Mit mehr als einem Dutzend verschiedener Lautäußerungen können sich diese Wildgänse  verständigen in einem Repertoire, angefangen vom „einfachen ga, ga, gack“ der Hausgans über „Trompetenstöße“, hohen Kopftönen oder einem dunklen Schnarren, bis hin zu den wechselseitigen Rufen, die unsere Aufmerksamkeit erregen, wenn sie in ihren pfeilspitzenartigen Formationen in ihre Überwinterungsgebiete z.B. zur Westküste der iberischen Halbinsel, an die Küsten der Adria oder die Nordküsten von Tunesien und Algerien ziehen oder als Boten des Frühlings zurück nach Norden zu ihren Brut- oder Mauserplätzen zurückkehren.

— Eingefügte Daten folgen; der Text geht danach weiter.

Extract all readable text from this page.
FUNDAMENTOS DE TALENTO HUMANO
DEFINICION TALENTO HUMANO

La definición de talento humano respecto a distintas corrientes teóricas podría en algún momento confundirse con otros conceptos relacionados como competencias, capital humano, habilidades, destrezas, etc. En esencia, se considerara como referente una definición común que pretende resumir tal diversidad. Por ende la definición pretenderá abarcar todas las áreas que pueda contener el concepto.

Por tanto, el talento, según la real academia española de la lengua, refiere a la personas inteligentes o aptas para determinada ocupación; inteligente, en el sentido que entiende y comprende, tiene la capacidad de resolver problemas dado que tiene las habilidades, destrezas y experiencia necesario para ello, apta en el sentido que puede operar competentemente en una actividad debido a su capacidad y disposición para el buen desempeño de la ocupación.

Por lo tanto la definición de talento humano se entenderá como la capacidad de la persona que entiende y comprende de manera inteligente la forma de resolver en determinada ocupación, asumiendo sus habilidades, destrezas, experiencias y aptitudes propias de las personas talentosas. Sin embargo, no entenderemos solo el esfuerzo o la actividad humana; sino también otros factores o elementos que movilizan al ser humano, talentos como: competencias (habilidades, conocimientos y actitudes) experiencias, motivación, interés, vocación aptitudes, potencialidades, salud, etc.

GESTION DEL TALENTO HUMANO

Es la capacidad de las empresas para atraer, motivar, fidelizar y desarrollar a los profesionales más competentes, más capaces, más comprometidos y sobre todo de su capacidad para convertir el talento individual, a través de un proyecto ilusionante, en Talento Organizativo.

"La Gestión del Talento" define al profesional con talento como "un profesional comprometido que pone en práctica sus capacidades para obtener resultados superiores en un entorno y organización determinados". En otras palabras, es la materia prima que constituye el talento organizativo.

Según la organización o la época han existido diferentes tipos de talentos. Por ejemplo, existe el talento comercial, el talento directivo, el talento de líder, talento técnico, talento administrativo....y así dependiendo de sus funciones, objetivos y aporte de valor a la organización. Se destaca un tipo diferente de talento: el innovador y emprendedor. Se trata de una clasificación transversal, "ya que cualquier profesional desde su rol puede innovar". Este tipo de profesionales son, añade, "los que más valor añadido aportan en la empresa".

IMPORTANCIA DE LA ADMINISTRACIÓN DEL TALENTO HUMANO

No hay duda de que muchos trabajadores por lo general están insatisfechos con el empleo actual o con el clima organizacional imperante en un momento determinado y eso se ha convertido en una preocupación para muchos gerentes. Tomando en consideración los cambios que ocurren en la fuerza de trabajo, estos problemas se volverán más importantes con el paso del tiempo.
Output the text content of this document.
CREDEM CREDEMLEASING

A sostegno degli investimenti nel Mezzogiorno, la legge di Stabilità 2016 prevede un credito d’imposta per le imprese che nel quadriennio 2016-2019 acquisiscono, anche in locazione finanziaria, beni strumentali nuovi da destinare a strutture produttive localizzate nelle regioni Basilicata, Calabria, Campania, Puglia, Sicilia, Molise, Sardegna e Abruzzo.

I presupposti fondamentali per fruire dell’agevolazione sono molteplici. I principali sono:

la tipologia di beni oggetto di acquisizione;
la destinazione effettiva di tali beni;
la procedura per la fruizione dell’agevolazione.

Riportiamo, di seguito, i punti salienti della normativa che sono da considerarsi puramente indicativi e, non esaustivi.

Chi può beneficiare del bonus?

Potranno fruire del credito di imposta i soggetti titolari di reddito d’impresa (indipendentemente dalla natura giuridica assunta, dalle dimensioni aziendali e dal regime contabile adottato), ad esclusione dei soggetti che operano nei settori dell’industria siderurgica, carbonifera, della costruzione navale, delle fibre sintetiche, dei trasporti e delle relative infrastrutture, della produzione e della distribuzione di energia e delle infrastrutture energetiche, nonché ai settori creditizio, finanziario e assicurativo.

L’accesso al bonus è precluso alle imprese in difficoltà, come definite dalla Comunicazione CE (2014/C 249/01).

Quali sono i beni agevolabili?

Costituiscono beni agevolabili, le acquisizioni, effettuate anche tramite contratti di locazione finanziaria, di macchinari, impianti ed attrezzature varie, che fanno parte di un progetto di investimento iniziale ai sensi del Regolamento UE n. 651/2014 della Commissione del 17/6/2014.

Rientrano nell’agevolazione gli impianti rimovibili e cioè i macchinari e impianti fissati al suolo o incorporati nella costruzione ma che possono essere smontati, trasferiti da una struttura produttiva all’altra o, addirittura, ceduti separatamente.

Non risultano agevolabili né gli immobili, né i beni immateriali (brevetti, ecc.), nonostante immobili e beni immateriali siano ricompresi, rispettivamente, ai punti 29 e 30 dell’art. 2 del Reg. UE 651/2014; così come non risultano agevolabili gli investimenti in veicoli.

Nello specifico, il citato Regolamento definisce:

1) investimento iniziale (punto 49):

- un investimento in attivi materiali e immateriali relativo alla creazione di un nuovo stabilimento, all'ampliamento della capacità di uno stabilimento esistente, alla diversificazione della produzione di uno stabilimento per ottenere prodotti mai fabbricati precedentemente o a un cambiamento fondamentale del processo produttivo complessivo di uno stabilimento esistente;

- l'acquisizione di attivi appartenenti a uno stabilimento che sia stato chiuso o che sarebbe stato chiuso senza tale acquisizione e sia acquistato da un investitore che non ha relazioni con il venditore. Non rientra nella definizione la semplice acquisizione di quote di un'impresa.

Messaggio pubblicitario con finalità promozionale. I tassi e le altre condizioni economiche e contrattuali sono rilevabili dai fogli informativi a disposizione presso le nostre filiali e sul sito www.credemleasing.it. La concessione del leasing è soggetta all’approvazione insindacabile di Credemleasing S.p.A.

“Wildgänse rauschen durch die Nacht...“ und erwecken mit ihren Rufen in uns, die wir der Erde so verhaftet sind, das merkwürdige Verlangen, es ihnen gleich zu tun: sich aufschwingen zu können hoch zum Firmament - zu wissen, wo der eigene Platz ist in der Gemeinschaft, um ein gemeinsames Ziel zu verfolgen - im Erkennen des Einzelnen und gegenseitigem Verstehen und Verständnis nur durch einen Zuruf!